沈芝兰也是头一次觉得,原来他与姬弦音二人之间,除去了宿命的情敌关系之外,竟然也是能够保持如此平和又和谐的状态的。
“荣华世子一番做法本相虽然能够理解,但是世子殿下难不成不担心镇北将军知晓此事之后,心中该是如何一副心境?”
说起这番话的时候,沈芝兰心中也是微微泛起了几缕酸楚之意,毕竟他是打从心底不愿意去承认:流苏对姬弦音的态度的确是万分不同的,正如流苏在荣亲王府之前所说的那一番话一般,流苏这一生,似乎的确便是为了姬弦音所活。
倘若让流苏知晓了姬弦音因为了护住她而不惜动用音杀之术,甚至是不惜顾及自己的性命安危,只怕慕流苏知晓之后,必当是万分愤怒之极的。

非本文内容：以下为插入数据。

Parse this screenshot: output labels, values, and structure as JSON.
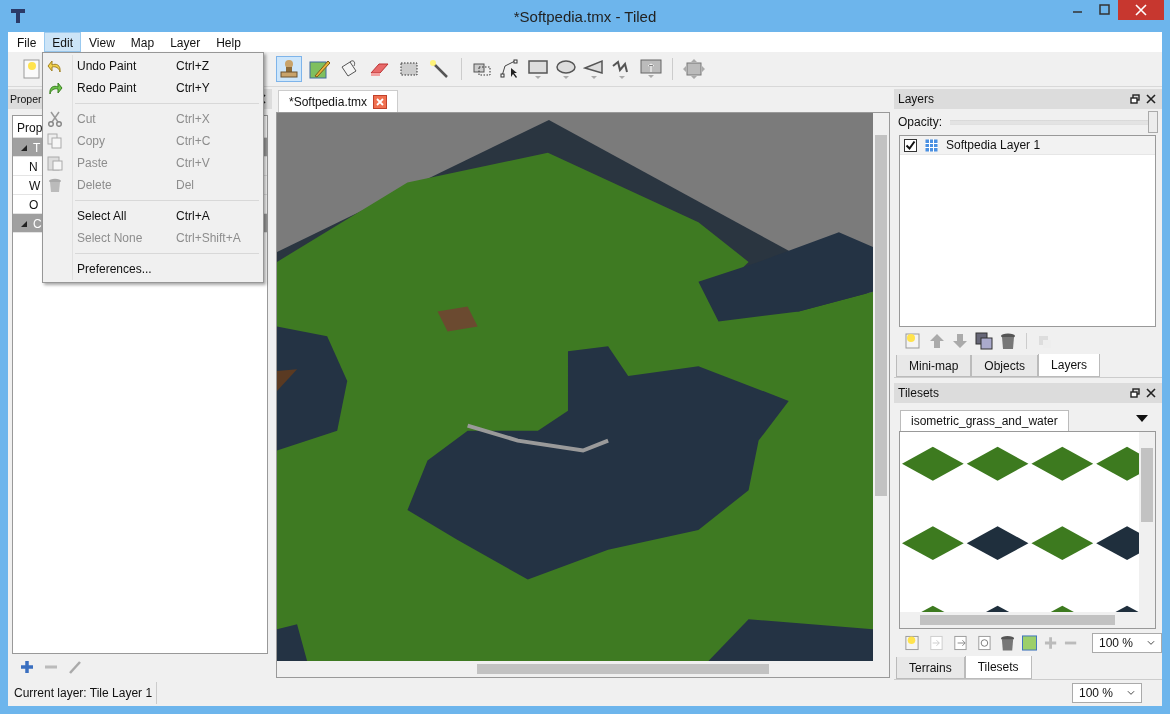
{
  "window": {
    "title": "*Softpedia.tmx - Tiled"
  },
  "menubar": [
    {
      "label": "File",
      "selected": false
    },
    {
      "label": "Edit",
      "selected": true
    },
    {
      "label": "View",
      "selected": false
    },
    {
      "label": "Map",
      "selected": false
    },
    {
      "label": "Layer",
      "selected": false
    },
    {
      "label": "Help",
      "selected": false
    }
  ],
  "edit_menu": {
    "groups": [
      [
        {
          "label": "Undo Paint",
          "shortcut": "Ctrl+Z",
          "disabled": false
        },
        {
          "label": "Redo Paint",
          "shortcut": "Ctrl+Y",
          "disabled": false
        }
      ],
      [
        {
          "label": "Cut",
          "shortcut": "Ctrl+X",
          "disabled": true
        },
        {
          "label": "Copy",
          "shortcut": "Ctrl+C",
          "disabled": true
        },
        {
          "label": "Paste",
          "shortcut": "Ctrl+V",
          "disabled": true
        },
        {
          "label": "Delete",
          "shortcut": "Del",
          "disabled": true
        }
      ],
      [
        {
          "label": "Select All",
          "shortcut": "Ctrl+A",
          "disabled": false
        },
        {
          "label": "Select None",
          "shortcut": "Ctrl+Shift+A",
          "disabled": true
        }
      ],
      [
        {
          "label": "Preferences...",
          "disabled": false
        }
      ]
    ]
  },
  "toolbar": {
    "tools": [
      {
        "kind": "stamp",
        "selected": true
      },
      {
        "kind": "terrain",
        "selected": false
      },
      {
        "kind": "fill",
        "selected": false
      },
      {
        "kind": "eraser",
        "selected": false
      },
      {
        "kind": "rect-select",
        "selected": false
      },
      {
        "kind": "magic-wand",
        "selected": false
      }
    ]
  },
  "properties": {
    "title": "Proper",
    "header": "Prop",
    "rows": [
      {
        "kind": "group",
        "text": "T"
      },
      {
        "kind": "property",
        "text": "N"
      },
      {
        "kind": "property",
        "text": "W"
      },
      {
        "kind": "property",
        "text": "O"
      },
      {
        "kind": "group",
        "text": "C"
      }
    ]
  },
  "document_tabs": [
    {
      "label": "*Softpedia.tmx",
      "selected": true
    }
  ],
  "layers": {
    "title": "Layers",
    "opacity_label": "Opacity:",
    "opacity": {
      "level": 1.0
    },
    "items": [
      {
        "name": "Softpedia Layer 1",
        "visible": true,
        "selected": true
      }
    ],
    "tabs": [
      {
        "label": "Mini-map",
        "selected": false
      },
      {
        "label": "Objects",
        "selected": false
      },
      {
        "label": "Layers",
        "selected": true
      }
    ]
  },
  "tilesets": {
    "title": "Tilesets",
    "tabs": [
      {
        "label": "isometric_grass_and_water",
        "selected": true
      }
    ],
    "zoom": "100 %",
    "bottom_tabs": [
      {
        "label": "Terrains",
        "selected": false
      },
      {
        "label": "Tilesets",
        "selected": true
      }
    ]
  },
  "status_bar": {
    "text": "Current layer: Tile Layer 1",
    "zoom": "100 %"
  }
}
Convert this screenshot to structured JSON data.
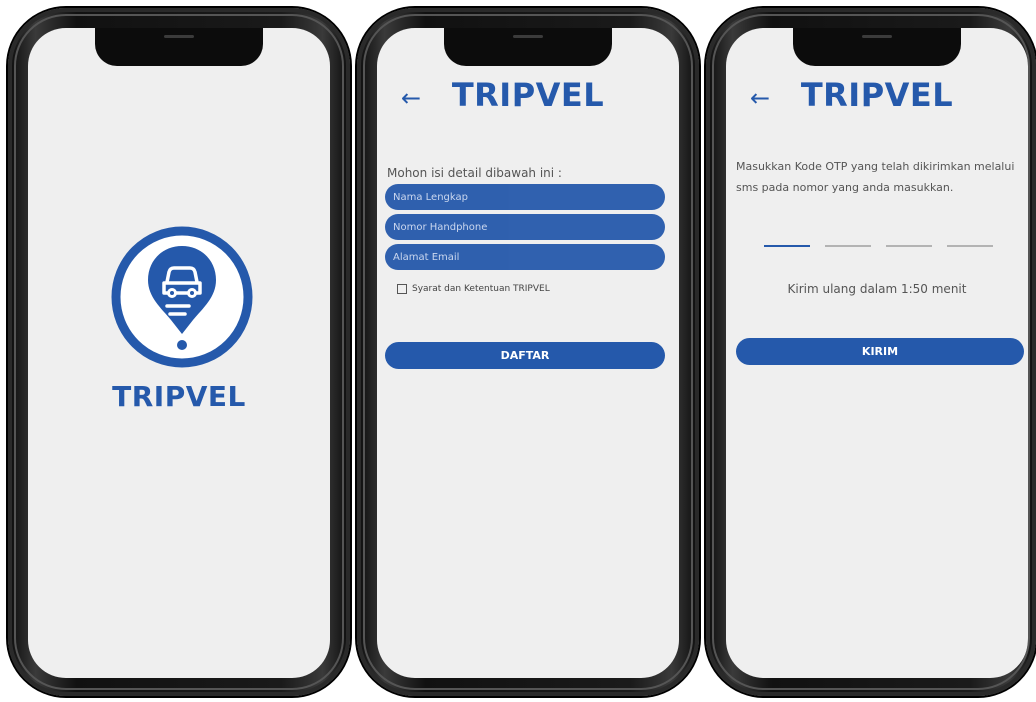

之所以是说姬弦音如此做法是为了护住慕流苏,那是因为沈芝兰心中也是知晓其实姬弦音的性子一直都是颇是寒凉的,镇北军和大楚北境宋家军队哪怕是有着十几万人的数量,但是这十几万条鲜活生命,在姬弦音眼中,必然是不及慕流苏一人的。
倘若做华洲城之下的十几万大楚军队中人不是被慕流苏认下了,并且甘愿以身相护的话,姬弦音必然也是决计不可能冒着生命危险,动用什么音杀之术,从而来换得他们安然的。
这世间最大程度的爱屋及乌,也当真是莫过于此了。